Your physicality in character was so effective on stage. Did you have any performances that you based your movements on?
Nothing jumps to mind, I just really had to dive-in on each of the emotional swings the character goes through every five words. There was definitely encouragement from the director for me to physically dominate the space and use other people almost as props.
Where did you learn the yodeling?
I think that was just a cultural wash of influences, but no specifically sought-out source. I’m not going to be competing with any world class yodelers anytime soon. I did however watch many mesmerizing Schuplattler dance videos.
We’ve seen you perform classical, contemporary, and musical work. Is there a genre that you gravitate to most or feel most comfortable in?
While I grew up constantly reading Shakespeare early on, my first steps in Theatre were very much in Musicals and that was what I was initially interested in, particularly because my mother was a professional dancer.
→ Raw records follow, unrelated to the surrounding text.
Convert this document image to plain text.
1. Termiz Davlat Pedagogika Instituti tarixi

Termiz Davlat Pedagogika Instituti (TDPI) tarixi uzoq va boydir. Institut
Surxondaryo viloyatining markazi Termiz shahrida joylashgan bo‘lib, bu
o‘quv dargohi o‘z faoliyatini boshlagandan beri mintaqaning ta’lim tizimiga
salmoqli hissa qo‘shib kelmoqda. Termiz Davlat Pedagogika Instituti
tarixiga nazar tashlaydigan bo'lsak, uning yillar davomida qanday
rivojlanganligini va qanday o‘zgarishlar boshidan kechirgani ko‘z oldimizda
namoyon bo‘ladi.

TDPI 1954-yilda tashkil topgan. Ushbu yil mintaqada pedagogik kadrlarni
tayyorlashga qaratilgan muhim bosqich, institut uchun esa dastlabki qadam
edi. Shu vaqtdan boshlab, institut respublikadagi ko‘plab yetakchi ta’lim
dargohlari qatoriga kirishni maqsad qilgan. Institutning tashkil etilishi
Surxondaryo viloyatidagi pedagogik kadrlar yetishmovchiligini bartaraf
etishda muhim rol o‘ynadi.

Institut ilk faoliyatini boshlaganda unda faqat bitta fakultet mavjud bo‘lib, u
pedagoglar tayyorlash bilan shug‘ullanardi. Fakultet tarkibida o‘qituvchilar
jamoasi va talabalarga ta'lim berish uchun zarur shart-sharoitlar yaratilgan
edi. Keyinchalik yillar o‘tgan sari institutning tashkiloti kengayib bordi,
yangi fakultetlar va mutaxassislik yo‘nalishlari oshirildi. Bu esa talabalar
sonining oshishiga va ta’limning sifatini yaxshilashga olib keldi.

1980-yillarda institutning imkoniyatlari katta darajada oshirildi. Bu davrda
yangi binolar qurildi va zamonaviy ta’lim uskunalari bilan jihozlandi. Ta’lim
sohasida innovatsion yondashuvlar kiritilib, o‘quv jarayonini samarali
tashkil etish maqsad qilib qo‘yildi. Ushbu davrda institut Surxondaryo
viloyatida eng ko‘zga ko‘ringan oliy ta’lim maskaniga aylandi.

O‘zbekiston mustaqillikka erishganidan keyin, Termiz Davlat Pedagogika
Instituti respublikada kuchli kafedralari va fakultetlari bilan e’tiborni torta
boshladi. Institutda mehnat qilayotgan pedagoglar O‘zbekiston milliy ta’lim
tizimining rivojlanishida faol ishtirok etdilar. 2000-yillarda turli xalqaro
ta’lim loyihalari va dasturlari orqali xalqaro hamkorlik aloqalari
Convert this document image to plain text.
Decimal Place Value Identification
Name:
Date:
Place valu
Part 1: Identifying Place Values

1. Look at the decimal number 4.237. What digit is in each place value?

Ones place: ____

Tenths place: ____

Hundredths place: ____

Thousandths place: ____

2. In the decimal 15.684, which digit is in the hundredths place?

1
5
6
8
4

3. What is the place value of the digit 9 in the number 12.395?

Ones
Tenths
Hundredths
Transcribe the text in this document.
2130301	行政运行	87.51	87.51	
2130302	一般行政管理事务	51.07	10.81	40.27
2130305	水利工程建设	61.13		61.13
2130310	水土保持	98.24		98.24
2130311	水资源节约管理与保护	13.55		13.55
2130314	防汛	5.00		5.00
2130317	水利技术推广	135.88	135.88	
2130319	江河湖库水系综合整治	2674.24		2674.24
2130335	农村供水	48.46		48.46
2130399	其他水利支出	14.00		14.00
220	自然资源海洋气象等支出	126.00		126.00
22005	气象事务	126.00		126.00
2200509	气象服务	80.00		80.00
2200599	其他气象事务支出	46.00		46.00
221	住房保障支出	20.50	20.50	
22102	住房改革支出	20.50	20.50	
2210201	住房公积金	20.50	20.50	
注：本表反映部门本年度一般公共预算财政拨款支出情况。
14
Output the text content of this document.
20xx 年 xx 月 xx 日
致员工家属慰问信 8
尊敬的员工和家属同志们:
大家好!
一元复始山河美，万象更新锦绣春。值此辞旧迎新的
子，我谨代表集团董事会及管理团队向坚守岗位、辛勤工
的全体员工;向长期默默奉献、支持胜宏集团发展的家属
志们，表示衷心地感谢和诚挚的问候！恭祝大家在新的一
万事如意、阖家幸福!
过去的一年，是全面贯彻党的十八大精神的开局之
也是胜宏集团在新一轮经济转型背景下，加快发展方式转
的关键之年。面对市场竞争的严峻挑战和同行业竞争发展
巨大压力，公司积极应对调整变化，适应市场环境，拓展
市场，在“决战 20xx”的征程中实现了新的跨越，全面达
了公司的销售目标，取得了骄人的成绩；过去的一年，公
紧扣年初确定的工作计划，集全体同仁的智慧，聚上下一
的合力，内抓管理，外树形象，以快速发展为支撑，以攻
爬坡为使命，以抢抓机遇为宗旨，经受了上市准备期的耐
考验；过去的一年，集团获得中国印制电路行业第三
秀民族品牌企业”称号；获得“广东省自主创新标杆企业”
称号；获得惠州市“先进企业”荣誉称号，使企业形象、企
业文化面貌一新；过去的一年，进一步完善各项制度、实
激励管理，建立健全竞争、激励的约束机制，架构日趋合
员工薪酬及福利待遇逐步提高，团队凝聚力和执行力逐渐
But then I ushered for over a month straight at Medea when Fiona Shaw did that on Broadway and I became obsessed. I love having the privilege of jumping through each of the different forms and I hope I never stop, but I would love to do more Classical and would be thrilled if I could finally sink my teeth into some of the Greek cannon.
What musicals get the most play on your iTunes/Spotify/Other Music Playing Setup?
I am easily a Hamilton convert, however Ragtime is still one of my all time favorites. I’m also a big fan of Kander & Ebb and some old Golden Age classics. Gershwin was my first intro into loving Musical Theatre and will always stay strong, and growing up knowing I am related to Richard Adler perhaps cemented some of those classics in my focus.
What are you working on now/next?
I am currently away in BC on my first tour with DuffleBag Theatre. We are doing TYA in schools throughout BC for a couple months, in rep with adaptations of Sleeping Beauty, Little Red Riding Hood and Romeo & Juliet. There are strong elements of Clown and Improv in the style they do, so I’m excited to see how I grow in those directions over the course of the tour.
Do you have anything you’d like to add?
I am absurdly honored to have my name listed anywhere near such incredible performers in this category and all I can say is thank you to MyEntertainmentWorld, and to my fellow nominees for the pleasure of seeing so many of those wonderful performances.